Monday, September 17, 2007

Ugly Betty

So being in Spain I don’t have much access to English TV especially now I’m living with Loco and I no longer have digital and the FOX channel. Sob.

However, I have found ways to get round this such as
www.tv-links.co.uk, www.youtube.com , buying DVDs from www.play.com (free delivery to Spain if you pay in Euros) and of course downloading the odd program from my old friend who wavers on the line of illegality, emule.

The latest show I’ve been hooked on is Ugly Betty – I know, I know I’m so behind – but anyway I watched the season finale last night and completely unaware of what was going to happen, (what? I don’t get Heat out here) and oh my – I cried for so long. With my earplugs in watching the final scene sobbing my heart out little did I realize Loco had been observing me for a good 5 minutes and was absolutely pissing himself while I wailed “it’s just sooo sad, so sad” which in turn made me snort a half laugh/half snotty sob and just made him laugh all the harder.

I am now excitedly awaiting the return of UB on US TV on the 27th September and I hope to be the first in downloading it for my viewing pleasure.

In other news only 3 more sleeps until my holiday!!

Friday, September 14, 2007

Loco's girlfriend is a twat

Finally we have had the builders come round to look at the apartment and give quotes for the refurbishment of the apartment. It still probably won’t be done until some time next year but it’s a start and while that goes on I am purchasing things to fill said apartment.

I so far have a whole array of useful items including an icecube bucket and a spaghetti measurer, not to mention useful things such as plates and saucepans.

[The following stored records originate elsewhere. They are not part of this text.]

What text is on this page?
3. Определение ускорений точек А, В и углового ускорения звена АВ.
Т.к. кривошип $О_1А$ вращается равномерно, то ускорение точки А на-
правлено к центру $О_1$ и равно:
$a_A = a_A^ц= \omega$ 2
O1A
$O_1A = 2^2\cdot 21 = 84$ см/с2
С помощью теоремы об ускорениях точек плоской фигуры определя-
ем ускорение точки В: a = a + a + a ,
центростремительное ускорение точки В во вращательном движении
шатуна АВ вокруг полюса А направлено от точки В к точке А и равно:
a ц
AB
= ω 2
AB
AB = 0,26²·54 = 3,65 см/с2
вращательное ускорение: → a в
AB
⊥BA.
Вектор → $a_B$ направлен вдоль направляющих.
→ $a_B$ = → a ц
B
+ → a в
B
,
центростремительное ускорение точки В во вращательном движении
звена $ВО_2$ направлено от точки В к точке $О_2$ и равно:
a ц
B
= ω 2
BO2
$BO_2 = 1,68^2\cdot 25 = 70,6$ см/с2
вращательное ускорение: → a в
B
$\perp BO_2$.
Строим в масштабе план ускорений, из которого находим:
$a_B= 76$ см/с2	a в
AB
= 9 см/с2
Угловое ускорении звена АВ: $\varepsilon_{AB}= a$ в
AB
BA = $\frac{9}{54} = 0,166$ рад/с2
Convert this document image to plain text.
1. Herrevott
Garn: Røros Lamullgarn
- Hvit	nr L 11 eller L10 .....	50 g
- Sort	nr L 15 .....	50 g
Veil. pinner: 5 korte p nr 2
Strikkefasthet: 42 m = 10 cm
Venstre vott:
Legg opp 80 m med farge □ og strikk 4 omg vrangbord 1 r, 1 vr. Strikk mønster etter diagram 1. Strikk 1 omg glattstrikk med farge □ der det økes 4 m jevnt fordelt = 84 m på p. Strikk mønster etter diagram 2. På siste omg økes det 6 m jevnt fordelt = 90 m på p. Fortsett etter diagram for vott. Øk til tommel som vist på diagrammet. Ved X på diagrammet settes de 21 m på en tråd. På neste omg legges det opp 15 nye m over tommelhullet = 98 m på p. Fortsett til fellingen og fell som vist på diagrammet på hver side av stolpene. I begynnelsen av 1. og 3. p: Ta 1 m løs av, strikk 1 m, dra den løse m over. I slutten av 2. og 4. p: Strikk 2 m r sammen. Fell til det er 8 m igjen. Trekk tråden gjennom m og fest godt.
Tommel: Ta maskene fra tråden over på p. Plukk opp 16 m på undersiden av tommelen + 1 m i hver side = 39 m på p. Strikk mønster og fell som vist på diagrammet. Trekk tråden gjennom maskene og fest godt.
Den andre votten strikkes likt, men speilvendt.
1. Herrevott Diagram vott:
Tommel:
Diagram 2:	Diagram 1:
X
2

The whole planning the design of a house thing is very exhausting for my poor non creative brain so I’m glad that next week I am off on holiday to (insert secret destination here). Yay.

Last weekend I bought my first ever pair of walking boots and an anorak, sexy. Loco bought a basket ball – he says if I won’t play sport he’ll bring the sport to me, eugh. Luckily I got out of this one – because I fell over at work. AGAIN. Flat on my knees. Now they are very sore. On top of this I have to live with the humiliation that I fell so hard and made such a bang that everyone ran out from their desks to see what elephant had magically fallen from the sky. I am such a clumsy twat at times.


Sunday, September 02, 2007

Butterflies

I always wondered how I would I feel when I saw Ireland again.

Well now I know. After a few days of fretting I decided that I would go for lunch with Ireland, nice and innocent, middle of the day, limited time visit. Perfect.

When I received a random one word message from him at 09:45 in the morning I suspected my plans had gone awry. I bet he’s just going to bed after having been up all night drinking I thought, no matter, he’ll just be a little hung over. I decided not to leave the office until I was sure he would be waiting for me if he was there at all. This turned out to be an excellent plan as when I rang a sleepy, still in bed voice answered..

“Hello?”
“Hello. Where are you?”
“In bed. What time is it?”
“13:30”
“shit shit shit. Didn’t you get my text?
“The random one word text at ten o’clock this morning?”
“Yeh.. it was meant to say.. can we meet after work instead?”
“I can’t today. I’ll get back to you later about tomorrow”

I called him back later that evening and arranged to meet the following day after work along with a mutual friend

Walking to meet him there were thousands of butterflies in my tummy, it had been a good 18 months since I had last seen him and I really didn’t know what to expect from myself when I saw him. I arrived a couple of minutes early and he managed to be on time (amazingly). We hugged a biiiig hug and then we headed down to an Irish bar for a drink (where else). Who else should I come across in the bar but Kaiser chief guy, so typical.

My friend turned up a little late and we all gossiped about old times, it was nice. No desire to kiss him, sleep with him or move to Ireland. Three good signs.

When it was time to leave, we hugged twice, and I felt a little teary eyed, but then I cry at wedding videos of people I don’t even know, so don’t take that to mean anything.

And so I am pleased to announce I am over my Ireland phase. I hope that we keep in touch but I no longer harbor secret desires to have little Irish babies. Result.